The town itself appeared largely unscathed by the bombing, although many complained that innocent civilians had been killed by Nato forces, particularly the Americans.
One 18-year-old said: “All the Americans do is kill our people. All of Helmand is Taliban and, God willing, they shall return.”
An elder expressed a more considered view: “Here there are mixed feelings. Some like the Taliban; some like the infidel.”
Last week the British commander, Brigadier Andrew Mackay, would not be drawn on his plans. But, arriving in Musa Qala as Afghanistan’s flag was raised, he acknowledged that the Afghan troops now garrisoned there could expect a fierce counterattack in the coming months. Meanwhile, reconstruction and development would be a priority.
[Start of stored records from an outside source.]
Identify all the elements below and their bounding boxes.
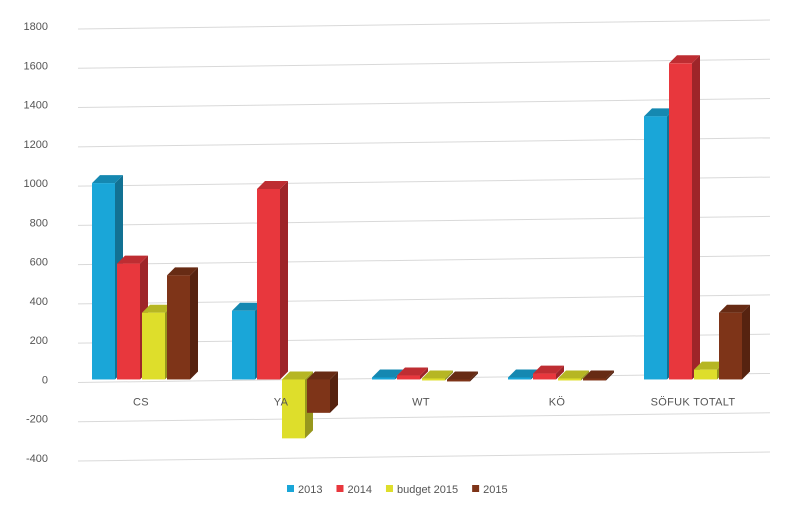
bar-front-face xyxy=(447,379,470,382)
category-label: CS xyxy=(133,396,149,408)
bar-budget-2015-ko xyxy=(558,370,589,381)
category-labels: CS YA WT KÖ SÖFUK TOTALT xyxy=(133,396,735,408)
bar-top-face xyxy=(372,369,403,378)
y-tick-label: 1600 xyxy=(24,60,48,72)
bar-front-face xyxy=(372,377,395,380)
bar-2014-ko xyxy=(533,365,564,380)
bar-front-face xyxy=(644,116,667,380)
bar-side-face xyxy=(420,367,428,380)
category-label: KÖ xyxy=(549,396,566,408)
bar-2015-ko xyxy=(583,370,614,381)
grid-layer xyxy=(77,19,771,462)
y-tick-label: 1200 xyxy=(24,139,48,151)
bar-front-face xyxy=(167,275,190,380)
bar-budget-2015-wt xyxy=(422,370,453,381)
legend: 2013 2014 budget 2015 2015 xyxy=(287,484,508,496)
y-tick-label: 1800 xyxy=(24,21,48,33)
bar-top-face xyxy=(142,304,173,313)
bar-front-face xyxy=(142,312,165,380)
legend-label: 2013 xyxy=(298,484,322,496)
bar-front-face xyxy=(282,379,305,439)
category-label: WT xyxy=(412,396,430,408)
legend-swatch xyxy=(336,485,344,492)
y-tick-label: 600 xyxy=(30,257,48,269)
bar-top-face xyxy=(117,255,148,264)
gridline xyxy=(77,98,771,109)
bar-front-face xyxy=(257,188,280,380)
legend-label: 2014 xyxy=(347,484,371,496)
bar-top-face xyxy=(257,180,288,189)
bar-side-face xyxy=(581,370,589,381)
bar-front-face xyxy=(422,378,445,381)
bar-side-face xyxy=(606,370,614,381)
y-tick-label: 800 xyxy=(30,217,48,229)
bar-2015-ya xyxy=(307,371,338,413)
bar-side-face xyxy=(556,365,564,380)
y-tick-label: 1000 xyxy=(24,178,48,190)
legend-swatch xyxy=(472,485,480,492)
bar-front-face xyxy=(719,312,742,380)
bar-front-face xyxy=(508,377,531,380)
y-tick-label: 400 xyxy=(30,296,48,308)
category-label: YA xyxy=(274,396,289,408)
bar-top-face xyxy=(719,304,750,313)
bar-front-face xyxy=(558,378,581,381)
bar-top-face xyxy=(694,361,725,370)
bar-top-face xyxy=(583,370,614,379)
bars-layer xyxy=(92,55,750,439)
y-axis-ticks: -400 -200 0 200 400 600 800 1000 1200 1400 1600 180… xyxy=(24,21,48,465)
bar-top-face xyxy=(533,365,564,374)
bar-front-face xyxy=(694,369,717,380)
bar-front-face xyxy=(307,379,330,413)
bar-top-face xyxy=(644,108,675,117)
bar-2014-sofuk-totalt xyxy=(669,55,700,380)
y-tick-label: -400 xyxy=(26,453,48,465)
y-tick-label: 0 xyxy=(42,374,48,386)
legend-label: 2015 xyxy=(483,484,507,496)
y-tick-label: -200 xyxy=(26,414,48,426)
bar-front-face xyxy=(92,183,115,380)
bar-side-face xyxy=(330,371,338,413)
y-tick-label: 1400 xyxy=(24,100,48,112)
bar-front-face xyxy=(669,63,692,380)
bar-2014-wt xyxy=(397,367,428,380)
bar-side-face xyxy=(470,371,478,382)
bar-top-face xyxy=(397,367,428,376)
bar-side-face xyxy=(692,55,700,380)
bar-top-face xyxy=(422,370,453,379)
y-tick-label: 200 xyxy=(30,335,48,347)
bar-2015-sofuk-totalt xyxy=(719,304,750,380)
bar-side-face xyxy=(742,304,750,380)
bar-front-face xyxy=(583,378,606,381)
bar-side-face xyxy=(445,370,453,381)
gridline xyxy=(77,412,771,423)
legend-swatch xyxy=(385,485,393,492)
bar-top-face xyxy=(167,267,198,276)
bar-side-face xyxy=(190,267,198,380)
bar-top-face xyxy=(669,55,700,64)
gridline xyxy=(77,451,771,462)
bar-top-face xyxy=(282,371,313,380)
gridline xyxy=(77,19,771,30)
bar-front-face xyxy=(232,310,255,380)
bar-2015-cs xyxy=(167,267,198,380)
bar-top-face xyxy=(307,371,338,380)
bar-2014-ya xyxy=(257,180,288,380)
bar-front-face xyxy=(397,375,420,380)
bar-top-face xyxy=(232,302,263,311)
bar-side-face xyxy=(280,180,288,380)
gridline xyxy=(77,58,771,69)
bar-2015-wt xyxy=(447,371,478,382)
bar-top-face xyxy=(447,371,478,380)
category-label: SÖFUK TOTALT xyxy=(651,396,736,408)
bar-front-face xyxy=(117,263,140,380)
bar-top-face xyxy=(558,370,589,379)
bar-top-face xyxy=(508,369,539,378)
bar-front-face xyxy=(533,373,556,380)
bar-top-face xyxy=(92,175,123,184)
legend-label: budget 2015 xyxy=(397,484,458,496)
legend-swatch xyxy=(287,485,294,492)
The British Army has arrived in Musa Qala with more than £2m to spend on “quick impact” projects. They may include building new mosques and roads, repairing schools and restoring electricity and water supplies.
Mackay said the operation to recapture the town, the biggest military offensive yet staged by the British in Afghanistan, had been geared towards taking it intact with minimum firepower. “Musa Qala has been a running sore and a problem for us,” he admitted. “What it represented was ungoverned space and our inability to have a positive effect, not only on security but on development as well.”
Reports suggest that, despite hundreds of Taliban casualties in the past two weeks, at least two of their key commanders are still at large and their forces are regrouping to the north and east of the town.
Most British commanders believe the numerical strength of the Taliban’s hardened fighters will prove less important in the long run than whether they can win their most difficult battle: earning the consent of the people of this town.